Après la plage sous les pavés.

Il y a 45 ans, elle était grimpé sur les épaules de Louis. Paris grondait. Son bas-ventre chaud bouillonnait de possible et d’envie. Moulée dans une jupe trop courte pour les vieux, elle avait hurlé qu’il fallait jouir sans entrave. Louis avait crié qu’il était interdit d’interdire. Sa tête avait tourné, le sourire aux lèvres, elle était heureuse et libre. Tard, au bout de la nuit, ils avaient couru sur les pavés sur la plage et s’étaient endormis au chaud du creux de leurs bras encore tremblants d’avoir été tendus. Vers le ciel. Et tout le reste. Au fond, un saphir avait fini sa course sur le vinyle et un craquement léger et répétitif avait habillé leur nuit.

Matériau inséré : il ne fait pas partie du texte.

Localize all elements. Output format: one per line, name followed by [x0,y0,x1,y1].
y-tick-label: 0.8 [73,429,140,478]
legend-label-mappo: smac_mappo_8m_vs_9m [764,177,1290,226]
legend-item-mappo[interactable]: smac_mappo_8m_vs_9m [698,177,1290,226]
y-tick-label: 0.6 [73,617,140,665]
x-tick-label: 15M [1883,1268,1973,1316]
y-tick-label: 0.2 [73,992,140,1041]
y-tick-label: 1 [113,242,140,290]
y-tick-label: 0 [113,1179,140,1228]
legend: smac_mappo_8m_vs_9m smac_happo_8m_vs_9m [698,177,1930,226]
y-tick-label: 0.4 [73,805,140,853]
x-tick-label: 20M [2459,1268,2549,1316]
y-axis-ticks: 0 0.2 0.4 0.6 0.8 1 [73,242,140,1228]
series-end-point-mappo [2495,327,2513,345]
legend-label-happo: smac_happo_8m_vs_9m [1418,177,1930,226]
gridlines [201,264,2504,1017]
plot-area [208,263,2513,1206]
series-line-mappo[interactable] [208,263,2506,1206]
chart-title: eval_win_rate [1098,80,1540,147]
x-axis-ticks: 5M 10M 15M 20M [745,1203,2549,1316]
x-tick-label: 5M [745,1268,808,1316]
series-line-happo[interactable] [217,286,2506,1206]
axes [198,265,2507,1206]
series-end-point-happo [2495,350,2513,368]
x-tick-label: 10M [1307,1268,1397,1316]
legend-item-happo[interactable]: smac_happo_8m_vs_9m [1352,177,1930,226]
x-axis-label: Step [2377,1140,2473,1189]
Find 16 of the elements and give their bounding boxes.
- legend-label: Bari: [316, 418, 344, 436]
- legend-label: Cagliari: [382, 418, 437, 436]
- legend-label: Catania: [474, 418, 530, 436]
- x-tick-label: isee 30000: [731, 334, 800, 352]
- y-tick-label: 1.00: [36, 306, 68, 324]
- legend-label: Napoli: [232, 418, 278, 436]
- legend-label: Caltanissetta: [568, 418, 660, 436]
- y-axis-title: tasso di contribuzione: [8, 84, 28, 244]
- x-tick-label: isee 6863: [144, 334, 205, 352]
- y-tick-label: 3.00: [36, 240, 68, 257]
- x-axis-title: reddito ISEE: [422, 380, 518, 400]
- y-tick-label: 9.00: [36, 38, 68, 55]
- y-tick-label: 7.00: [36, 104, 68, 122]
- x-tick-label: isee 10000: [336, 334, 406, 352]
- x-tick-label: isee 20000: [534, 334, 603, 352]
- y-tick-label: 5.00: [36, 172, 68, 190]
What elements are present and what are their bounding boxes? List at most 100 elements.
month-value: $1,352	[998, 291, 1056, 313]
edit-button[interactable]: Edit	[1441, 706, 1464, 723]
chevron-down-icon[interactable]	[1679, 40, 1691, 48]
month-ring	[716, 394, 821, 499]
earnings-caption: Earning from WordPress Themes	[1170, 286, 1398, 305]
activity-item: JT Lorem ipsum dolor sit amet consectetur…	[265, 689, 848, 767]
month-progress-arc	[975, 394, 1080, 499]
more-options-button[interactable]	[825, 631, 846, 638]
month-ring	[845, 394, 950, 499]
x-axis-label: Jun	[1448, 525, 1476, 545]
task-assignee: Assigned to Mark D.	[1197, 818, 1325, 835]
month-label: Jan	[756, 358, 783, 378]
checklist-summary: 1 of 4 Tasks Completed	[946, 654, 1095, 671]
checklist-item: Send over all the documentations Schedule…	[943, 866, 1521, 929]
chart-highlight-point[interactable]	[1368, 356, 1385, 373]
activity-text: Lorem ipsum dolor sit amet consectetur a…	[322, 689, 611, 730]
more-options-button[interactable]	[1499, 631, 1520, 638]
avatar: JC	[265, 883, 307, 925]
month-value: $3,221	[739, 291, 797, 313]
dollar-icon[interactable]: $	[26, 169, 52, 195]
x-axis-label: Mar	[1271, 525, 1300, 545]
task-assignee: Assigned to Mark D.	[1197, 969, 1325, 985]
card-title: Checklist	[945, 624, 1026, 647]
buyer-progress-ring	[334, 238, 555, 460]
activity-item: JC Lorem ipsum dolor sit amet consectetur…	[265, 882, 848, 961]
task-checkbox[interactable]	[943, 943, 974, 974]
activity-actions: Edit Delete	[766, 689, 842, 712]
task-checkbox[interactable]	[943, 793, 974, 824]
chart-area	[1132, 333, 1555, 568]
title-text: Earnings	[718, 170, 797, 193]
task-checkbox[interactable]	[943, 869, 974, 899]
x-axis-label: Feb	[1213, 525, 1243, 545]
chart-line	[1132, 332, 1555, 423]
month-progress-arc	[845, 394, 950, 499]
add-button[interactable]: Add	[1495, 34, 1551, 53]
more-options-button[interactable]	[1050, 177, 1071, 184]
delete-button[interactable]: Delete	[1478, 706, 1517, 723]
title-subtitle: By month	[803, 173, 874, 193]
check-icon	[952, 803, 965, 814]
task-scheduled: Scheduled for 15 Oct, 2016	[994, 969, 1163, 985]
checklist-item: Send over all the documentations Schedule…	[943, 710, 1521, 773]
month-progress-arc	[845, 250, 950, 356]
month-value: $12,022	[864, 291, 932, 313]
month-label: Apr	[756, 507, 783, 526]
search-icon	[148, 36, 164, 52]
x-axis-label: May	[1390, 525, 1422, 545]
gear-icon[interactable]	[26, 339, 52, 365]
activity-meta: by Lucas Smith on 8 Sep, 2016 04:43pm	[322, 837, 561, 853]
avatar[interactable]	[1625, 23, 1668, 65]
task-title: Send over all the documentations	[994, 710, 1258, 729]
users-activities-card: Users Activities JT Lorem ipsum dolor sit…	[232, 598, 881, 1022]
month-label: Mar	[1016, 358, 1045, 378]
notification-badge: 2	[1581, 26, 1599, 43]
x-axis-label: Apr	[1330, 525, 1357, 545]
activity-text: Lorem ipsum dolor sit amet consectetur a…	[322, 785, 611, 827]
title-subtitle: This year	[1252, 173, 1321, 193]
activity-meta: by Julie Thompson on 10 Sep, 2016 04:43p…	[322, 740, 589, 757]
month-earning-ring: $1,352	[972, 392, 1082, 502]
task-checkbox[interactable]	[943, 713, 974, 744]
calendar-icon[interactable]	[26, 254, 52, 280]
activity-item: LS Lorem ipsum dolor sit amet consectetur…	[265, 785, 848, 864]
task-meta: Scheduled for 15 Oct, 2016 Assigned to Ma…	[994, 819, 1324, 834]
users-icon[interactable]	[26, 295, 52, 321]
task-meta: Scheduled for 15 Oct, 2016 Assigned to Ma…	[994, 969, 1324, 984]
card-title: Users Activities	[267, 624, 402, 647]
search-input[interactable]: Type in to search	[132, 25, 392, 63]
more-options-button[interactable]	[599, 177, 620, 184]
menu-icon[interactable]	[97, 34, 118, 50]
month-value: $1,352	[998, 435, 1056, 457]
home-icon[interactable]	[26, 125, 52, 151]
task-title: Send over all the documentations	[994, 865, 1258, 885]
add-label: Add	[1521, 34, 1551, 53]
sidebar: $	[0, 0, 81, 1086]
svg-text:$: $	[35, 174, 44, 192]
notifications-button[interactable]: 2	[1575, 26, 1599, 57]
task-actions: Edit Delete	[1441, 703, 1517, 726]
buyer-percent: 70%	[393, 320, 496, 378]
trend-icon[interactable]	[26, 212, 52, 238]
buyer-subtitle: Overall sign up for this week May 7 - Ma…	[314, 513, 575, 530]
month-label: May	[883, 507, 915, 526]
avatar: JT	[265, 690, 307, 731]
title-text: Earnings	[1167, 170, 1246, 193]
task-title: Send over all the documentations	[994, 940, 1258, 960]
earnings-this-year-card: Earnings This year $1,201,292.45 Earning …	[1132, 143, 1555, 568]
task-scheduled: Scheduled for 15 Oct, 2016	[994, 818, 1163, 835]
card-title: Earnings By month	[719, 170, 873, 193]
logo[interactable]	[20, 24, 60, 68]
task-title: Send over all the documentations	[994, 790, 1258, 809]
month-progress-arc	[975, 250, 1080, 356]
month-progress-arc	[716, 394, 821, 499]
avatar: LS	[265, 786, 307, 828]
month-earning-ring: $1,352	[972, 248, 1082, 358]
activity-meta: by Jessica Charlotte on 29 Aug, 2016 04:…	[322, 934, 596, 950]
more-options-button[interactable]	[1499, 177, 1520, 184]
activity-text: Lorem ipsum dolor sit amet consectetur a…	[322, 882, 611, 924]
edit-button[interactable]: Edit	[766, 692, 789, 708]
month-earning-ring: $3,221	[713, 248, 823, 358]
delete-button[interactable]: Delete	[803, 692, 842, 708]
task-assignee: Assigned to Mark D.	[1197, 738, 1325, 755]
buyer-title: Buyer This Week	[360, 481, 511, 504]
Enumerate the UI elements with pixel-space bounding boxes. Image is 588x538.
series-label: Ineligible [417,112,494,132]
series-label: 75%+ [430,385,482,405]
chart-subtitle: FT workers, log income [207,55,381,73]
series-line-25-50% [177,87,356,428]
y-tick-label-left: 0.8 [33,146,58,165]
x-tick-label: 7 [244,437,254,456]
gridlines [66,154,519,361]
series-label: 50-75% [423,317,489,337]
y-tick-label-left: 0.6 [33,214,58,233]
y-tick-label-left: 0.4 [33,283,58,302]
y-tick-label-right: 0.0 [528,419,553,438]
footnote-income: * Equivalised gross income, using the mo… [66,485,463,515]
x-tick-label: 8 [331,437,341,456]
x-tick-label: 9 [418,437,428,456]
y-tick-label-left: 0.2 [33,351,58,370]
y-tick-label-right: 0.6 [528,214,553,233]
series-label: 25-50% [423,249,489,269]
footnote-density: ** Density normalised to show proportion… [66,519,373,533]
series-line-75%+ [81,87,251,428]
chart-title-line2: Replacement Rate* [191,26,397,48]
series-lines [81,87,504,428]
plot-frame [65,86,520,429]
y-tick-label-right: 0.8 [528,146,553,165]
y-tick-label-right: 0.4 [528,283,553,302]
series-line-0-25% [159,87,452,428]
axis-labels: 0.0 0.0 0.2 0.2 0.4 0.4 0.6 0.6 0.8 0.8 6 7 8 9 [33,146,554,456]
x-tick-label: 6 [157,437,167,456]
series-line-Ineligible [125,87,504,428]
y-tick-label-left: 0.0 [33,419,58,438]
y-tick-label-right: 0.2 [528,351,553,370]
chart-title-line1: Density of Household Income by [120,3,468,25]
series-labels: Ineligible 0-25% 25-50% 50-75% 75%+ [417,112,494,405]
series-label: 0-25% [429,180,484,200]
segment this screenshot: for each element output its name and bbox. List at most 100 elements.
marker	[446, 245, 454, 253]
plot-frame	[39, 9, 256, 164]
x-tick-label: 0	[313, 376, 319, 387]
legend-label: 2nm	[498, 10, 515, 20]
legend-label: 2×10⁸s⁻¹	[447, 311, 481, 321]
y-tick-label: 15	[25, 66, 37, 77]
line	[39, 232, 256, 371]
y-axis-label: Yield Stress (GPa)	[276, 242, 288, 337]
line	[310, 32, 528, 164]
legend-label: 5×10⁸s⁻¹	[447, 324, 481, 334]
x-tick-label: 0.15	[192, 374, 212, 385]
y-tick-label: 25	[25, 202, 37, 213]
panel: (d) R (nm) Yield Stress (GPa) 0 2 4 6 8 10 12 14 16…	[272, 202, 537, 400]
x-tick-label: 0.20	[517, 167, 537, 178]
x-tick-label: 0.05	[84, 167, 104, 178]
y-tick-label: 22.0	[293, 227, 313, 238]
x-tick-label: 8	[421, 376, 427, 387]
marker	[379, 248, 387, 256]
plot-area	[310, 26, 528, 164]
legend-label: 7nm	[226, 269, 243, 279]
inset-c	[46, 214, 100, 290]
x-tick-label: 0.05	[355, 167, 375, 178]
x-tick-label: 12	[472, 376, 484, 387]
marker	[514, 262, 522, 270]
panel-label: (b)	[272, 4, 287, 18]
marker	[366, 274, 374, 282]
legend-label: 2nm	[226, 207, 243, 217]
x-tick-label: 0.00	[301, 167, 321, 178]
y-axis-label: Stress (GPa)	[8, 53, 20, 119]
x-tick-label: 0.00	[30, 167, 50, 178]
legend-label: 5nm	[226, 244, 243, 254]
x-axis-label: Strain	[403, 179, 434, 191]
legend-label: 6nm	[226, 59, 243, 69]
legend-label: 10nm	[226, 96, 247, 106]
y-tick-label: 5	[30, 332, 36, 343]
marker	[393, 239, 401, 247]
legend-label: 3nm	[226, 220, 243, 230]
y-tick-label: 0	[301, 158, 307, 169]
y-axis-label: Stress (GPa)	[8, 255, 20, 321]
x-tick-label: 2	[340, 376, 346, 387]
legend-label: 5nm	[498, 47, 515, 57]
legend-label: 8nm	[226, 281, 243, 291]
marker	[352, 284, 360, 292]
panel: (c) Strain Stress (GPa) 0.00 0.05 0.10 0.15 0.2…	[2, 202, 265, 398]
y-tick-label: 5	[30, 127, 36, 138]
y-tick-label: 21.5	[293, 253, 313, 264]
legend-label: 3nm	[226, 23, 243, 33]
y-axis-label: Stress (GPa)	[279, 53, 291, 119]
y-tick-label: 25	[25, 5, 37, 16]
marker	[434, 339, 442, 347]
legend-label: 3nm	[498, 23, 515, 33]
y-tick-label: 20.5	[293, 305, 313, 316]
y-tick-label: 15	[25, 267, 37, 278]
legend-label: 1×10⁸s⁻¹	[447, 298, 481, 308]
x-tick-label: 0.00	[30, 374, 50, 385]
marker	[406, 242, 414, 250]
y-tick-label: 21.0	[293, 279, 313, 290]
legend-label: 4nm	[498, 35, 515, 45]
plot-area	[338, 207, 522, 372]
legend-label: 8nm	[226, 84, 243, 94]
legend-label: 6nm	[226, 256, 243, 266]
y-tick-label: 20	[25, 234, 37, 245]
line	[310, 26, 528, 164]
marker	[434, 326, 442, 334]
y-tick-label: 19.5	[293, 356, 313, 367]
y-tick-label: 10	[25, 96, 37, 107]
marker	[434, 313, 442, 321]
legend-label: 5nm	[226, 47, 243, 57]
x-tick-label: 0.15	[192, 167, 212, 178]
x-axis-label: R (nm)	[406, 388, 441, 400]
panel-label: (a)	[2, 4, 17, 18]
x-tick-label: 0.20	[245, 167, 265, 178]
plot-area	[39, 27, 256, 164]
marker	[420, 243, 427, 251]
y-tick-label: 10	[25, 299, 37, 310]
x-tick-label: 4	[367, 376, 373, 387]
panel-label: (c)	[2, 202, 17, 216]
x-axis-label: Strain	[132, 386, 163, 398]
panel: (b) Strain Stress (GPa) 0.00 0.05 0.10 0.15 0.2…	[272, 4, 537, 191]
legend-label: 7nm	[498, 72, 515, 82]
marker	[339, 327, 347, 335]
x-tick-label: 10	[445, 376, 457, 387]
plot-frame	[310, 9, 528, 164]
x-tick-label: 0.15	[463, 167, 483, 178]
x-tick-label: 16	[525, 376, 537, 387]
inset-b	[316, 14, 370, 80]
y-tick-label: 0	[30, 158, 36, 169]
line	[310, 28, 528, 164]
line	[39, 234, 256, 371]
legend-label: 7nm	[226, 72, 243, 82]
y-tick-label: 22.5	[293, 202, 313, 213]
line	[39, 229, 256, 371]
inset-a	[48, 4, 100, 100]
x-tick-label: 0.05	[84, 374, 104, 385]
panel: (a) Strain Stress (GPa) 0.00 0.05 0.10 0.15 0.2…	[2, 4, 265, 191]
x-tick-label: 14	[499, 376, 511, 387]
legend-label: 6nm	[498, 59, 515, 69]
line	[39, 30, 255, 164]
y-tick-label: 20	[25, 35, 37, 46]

Et puis la vie. Et tout le reste.

Elle perdit Louis de vue, rencontra Michel, appris la dactylo, épousa Michel. Homme d’affaire redoutable, il subvenait à leurs besoins. Elle trouva un travail mal payé. Pour le principe. Lorsque Pierre vit le jour, elle se sentit heureuse mais un peu moins libre. Puis arriva Sophie. Michel fut promu. Elle arrêta de travailler. Mère au foyer, c’est un noble métier, aussi. De temps en temps, elle repensait à Louis en écoutant une vieille chanson à la radio. Puis il y eut les cassettes, la crise, les CD, le cancer gay, internet.

Aujourd’hui, elle a retrouvé Jacqueline et Jean-Pierre près de la place Denfert-Rochereau. Paris ne grondait pas vraiment, un peu gris, un peu fatigué. Ils ont marché lentement. Elle voulait donner son avis mais les organisateurs ont préféré mettre les jeunes en avant. En rangs sages derrière un gugus qui a scandé que la meilleure façon de se marier était encore la leur, ils ont continué jusqu’aux invalides. Elle a repensé à Louis, à ses épaules du haut desquelles elle avait vu la liberté. Elle a trouvé tout cela bien triste mais n’a rien osé dire. On lui a tendu une pancarte « un papa, une maman ». Les slogans ne sont plus ce qu’ils étaient.
Peu après la manif, ils se sont arrêtés dans un bistro, elle a bu un café allongé. Puis elle est rentrée.

Sur le chemin du retour, dans le bus, elle se demanda si elle n’était pas un saphir en fin de course au craquement léger et répétitif.